Multi-agent A/B evaluation

import { consensusEval, ReputationTracker, generatePersonas } from "@consensus-tools/evals";
import { createAnthropic } from "@ai-sdk/anthropic";

const anthropic = createAnthropic();
const model = anthropic("claude-sonnet-4-20250514");
const personas = await generatePersonas({ count: 5 });
const agents = personas.map((p) => ({ ...p, reputation: 100 }));

const result = await consensusEval(versionA, versionB, agents, model, (agent, a, b) => {
  return `You are ${agent.name}. Score both versions on clarity, completeness, and actionability (1-5).
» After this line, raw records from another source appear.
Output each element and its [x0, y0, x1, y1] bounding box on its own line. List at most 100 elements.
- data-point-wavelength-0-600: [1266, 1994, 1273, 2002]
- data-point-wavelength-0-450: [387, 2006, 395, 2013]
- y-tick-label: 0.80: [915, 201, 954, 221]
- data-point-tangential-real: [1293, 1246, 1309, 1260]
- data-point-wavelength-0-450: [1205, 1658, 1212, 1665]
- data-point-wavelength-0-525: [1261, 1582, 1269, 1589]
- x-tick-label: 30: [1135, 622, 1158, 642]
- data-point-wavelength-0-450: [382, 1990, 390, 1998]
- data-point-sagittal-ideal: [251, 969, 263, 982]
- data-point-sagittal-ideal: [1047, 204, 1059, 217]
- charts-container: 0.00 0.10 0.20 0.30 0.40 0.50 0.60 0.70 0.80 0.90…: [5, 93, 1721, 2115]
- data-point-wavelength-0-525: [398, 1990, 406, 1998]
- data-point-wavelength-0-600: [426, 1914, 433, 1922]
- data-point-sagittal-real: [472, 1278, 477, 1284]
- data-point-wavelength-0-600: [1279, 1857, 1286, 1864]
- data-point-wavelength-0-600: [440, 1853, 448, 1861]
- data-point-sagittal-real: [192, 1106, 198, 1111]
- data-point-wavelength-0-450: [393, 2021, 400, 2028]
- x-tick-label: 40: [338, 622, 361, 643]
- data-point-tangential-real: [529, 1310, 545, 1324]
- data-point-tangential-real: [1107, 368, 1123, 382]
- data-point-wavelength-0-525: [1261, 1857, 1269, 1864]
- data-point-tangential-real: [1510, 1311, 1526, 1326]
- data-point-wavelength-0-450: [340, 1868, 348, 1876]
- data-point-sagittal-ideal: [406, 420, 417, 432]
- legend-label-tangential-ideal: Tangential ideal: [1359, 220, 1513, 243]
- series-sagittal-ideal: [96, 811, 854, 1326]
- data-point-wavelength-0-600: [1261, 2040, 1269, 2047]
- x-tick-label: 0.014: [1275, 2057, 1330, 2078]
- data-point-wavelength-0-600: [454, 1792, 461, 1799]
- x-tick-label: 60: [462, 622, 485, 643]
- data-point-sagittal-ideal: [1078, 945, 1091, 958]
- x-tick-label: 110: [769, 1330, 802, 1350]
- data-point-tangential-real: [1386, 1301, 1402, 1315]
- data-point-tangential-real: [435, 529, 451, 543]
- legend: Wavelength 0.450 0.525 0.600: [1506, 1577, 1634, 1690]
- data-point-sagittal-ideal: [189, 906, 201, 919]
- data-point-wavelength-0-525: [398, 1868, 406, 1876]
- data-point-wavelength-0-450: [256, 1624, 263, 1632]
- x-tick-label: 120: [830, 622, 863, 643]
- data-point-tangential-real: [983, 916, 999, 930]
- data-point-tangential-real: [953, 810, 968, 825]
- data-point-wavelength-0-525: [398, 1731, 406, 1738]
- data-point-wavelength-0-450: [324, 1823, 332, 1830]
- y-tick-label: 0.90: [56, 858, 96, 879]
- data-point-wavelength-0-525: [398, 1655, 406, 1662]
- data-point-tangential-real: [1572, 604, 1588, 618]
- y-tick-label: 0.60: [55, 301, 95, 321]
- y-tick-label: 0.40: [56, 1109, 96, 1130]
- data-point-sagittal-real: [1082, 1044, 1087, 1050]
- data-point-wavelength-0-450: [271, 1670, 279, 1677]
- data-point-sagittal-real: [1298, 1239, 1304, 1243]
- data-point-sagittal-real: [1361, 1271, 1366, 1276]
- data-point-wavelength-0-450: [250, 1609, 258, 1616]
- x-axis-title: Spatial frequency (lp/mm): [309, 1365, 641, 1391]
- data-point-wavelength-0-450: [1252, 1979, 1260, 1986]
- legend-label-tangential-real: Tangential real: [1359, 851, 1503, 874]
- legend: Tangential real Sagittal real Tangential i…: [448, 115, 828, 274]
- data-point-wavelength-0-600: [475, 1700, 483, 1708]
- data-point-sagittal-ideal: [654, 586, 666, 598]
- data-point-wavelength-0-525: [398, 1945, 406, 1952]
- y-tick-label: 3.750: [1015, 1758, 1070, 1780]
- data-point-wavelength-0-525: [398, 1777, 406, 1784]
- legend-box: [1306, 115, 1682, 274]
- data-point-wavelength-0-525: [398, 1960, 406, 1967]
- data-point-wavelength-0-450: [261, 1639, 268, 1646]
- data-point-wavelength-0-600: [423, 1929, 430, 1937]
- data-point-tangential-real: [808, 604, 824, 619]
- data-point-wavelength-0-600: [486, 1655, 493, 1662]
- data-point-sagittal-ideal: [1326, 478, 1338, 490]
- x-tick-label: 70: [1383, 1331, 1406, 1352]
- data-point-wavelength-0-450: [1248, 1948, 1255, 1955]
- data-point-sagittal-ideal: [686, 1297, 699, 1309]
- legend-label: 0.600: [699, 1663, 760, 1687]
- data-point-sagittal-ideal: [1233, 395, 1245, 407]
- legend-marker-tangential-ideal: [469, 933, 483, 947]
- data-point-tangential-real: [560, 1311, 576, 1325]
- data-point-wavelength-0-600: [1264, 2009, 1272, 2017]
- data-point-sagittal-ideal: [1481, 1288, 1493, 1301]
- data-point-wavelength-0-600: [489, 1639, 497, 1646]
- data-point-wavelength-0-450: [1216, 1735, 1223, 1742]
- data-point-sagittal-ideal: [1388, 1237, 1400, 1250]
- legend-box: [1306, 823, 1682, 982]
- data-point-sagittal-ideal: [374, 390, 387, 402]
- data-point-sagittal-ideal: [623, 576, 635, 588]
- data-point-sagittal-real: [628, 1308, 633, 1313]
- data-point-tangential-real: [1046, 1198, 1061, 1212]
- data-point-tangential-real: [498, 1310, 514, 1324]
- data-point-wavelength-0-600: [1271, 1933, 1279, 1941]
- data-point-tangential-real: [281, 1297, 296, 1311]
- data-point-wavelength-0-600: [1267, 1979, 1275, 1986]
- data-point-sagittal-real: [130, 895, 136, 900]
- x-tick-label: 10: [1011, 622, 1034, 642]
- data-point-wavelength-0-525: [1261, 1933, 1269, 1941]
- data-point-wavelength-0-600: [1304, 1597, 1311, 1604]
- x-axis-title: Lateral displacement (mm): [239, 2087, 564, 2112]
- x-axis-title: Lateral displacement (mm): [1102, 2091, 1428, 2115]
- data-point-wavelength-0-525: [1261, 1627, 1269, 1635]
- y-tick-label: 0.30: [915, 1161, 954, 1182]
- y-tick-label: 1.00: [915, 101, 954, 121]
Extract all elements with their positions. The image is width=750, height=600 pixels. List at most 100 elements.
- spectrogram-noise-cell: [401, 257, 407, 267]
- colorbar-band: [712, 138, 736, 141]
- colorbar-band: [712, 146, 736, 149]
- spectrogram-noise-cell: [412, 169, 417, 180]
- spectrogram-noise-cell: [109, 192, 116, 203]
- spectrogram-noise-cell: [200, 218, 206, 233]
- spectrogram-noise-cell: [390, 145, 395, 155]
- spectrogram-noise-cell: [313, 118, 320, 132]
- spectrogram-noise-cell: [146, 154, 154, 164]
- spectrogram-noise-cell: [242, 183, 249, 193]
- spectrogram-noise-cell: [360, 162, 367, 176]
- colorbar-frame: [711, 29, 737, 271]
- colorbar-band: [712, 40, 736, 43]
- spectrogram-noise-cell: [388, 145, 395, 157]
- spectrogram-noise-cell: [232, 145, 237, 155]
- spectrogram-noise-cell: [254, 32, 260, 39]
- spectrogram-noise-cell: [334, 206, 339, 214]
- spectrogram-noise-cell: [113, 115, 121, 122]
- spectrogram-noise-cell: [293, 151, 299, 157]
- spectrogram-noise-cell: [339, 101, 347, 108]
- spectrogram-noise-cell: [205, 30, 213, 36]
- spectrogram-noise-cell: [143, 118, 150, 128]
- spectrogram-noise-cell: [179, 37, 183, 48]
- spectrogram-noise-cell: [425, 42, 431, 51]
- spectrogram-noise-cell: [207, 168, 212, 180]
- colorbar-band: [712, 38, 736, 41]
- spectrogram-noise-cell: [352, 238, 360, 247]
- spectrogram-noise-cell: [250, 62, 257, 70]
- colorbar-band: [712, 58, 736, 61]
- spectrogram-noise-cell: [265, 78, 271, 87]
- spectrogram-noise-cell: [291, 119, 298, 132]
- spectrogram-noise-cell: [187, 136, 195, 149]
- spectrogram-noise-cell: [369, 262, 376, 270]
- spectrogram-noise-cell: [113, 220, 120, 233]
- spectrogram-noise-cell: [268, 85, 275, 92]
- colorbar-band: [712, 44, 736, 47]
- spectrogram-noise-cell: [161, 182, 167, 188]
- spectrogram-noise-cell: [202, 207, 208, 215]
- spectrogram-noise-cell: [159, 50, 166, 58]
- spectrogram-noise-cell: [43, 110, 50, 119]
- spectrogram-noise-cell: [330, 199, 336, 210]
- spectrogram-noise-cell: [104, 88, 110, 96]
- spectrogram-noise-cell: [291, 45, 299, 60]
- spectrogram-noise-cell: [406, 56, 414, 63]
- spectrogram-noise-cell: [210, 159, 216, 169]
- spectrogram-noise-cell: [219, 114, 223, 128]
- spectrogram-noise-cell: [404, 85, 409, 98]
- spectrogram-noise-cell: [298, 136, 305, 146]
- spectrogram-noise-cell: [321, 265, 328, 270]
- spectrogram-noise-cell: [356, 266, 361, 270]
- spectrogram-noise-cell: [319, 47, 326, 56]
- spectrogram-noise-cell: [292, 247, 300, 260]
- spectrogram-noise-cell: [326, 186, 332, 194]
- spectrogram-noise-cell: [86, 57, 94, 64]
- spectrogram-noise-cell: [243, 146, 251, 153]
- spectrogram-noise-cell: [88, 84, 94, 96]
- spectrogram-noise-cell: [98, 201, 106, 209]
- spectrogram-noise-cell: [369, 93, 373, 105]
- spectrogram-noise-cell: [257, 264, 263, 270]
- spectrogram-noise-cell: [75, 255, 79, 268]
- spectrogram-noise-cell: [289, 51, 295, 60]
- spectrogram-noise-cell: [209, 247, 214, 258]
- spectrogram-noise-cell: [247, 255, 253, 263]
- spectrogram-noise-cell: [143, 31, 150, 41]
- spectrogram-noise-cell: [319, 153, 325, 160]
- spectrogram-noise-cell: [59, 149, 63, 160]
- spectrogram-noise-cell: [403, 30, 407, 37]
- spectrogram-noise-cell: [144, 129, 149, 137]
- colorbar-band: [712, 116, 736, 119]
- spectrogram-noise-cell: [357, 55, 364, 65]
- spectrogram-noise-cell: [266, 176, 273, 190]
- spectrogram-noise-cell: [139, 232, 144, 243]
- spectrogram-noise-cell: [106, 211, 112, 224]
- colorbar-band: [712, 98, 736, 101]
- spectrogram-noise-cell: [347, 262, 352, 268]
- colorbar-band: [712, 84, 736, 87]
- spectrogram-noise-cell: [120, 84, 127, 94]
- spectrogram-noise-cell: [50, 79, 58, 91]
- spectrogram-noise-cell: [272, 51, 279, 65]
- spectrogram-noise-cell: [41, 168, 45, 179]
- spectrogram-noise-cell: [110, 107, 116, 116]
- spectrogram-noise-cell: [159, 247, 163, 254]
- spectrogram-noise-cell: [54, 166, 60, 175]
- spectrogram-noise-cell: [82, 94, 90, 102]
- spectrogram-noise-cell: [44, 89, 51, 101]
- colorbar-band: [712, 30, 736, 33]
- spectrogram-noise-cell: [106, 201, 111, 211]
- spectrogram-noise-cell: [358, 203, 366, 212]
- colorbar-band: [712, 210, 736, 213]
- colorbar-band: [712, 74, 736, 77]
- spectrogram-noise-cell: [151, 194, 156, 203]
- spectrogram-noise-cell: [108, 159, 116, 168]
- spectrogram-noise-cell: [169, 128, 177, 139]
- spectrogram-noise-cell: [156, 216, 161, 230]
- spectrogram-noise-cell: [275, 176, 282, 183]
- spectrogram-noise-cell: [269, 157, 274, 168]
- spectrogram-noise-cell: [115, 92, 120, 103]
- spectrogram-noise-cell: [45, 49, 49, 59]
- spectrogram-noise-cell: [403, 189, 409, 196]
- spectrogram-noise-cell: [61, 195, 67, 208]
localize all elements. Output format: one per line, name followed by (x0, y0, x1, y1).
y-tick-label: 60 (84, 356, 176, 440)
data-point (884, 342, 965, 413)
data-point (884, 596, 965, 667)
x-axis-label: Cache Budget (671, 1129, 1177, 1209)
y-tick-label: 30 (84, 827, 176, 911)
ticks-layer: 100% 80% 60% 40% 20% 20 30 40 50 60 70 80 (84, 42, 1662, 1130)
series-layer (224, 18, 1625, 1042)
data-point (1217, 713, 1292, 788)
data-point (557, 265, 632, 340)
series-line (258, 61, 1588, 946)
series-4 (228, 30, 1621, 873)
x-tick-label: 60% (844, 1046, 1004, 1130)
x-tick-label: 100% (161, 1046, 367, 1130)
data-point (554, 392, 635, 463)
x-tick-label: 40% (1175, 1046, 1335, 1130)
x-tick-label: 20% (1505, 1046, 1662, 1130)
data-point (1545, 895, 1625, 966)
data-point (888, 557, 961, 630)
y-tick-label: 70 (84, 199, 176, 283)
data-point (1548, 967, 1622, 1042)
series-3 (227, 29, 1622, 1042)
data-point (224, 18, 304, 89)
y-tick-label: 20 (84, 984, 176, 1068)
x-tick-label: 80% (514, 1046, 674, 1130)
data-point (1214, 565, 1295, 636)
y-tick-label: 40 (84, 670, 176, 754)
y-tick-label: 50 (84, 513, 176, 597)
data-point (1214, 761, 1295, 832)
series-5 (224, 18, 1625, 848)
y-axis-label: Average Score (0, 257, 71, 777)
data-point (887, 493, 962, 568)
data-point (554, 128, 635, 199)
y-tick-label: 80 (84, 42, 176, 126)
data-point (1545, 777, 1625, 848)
Pick a winner.

Version A:
${a}

Version B:
${b}

Respond with JSON: { "a_scores": { "clarity": N, "completeness": N, "actionability": N }, "b_scores": { ... }, "winner": "A"|"B"|"TIE", "reasoning": "..." }`;
});

console.log(result.winner);     // "A" | "B" | "TIE" | "UNKNOWN"
console.log(result.agreement);  // 0.0 - 1.0

Reputation tracking with persistence

import { ReputationTracker } from "@consensus-tools/evals";
import type { ReputationStorage } from "@consensus-tools/evals";

const storage: ReputationStorage = {
  async load() { return JSON.parse(await fs.readFile("rep.json", "utf-8")); },
  async save(state) { await fs.writeFile("rep.json", JSON.stringify(state)); },
};

const tracker = new ReputationTracker(agents, storage);
await tracker.loadFromStorage();

// Settle after an A/B eval
const deltas = tracker.settleEval(
  result.perAgent.map((a) => ({ agentId: a.agentId, winner: a.winner })),
  result.winner,
);

tracker.syncToAgents(agents);
await tracker.saveToStorage();

Cost awareness

consensusEval() makes one LLM call per agent. With 5 agents using Claude Sonnet, a single eval round costs roughly $0.05-0.10. Set agentDelayMs to stay within rate limits.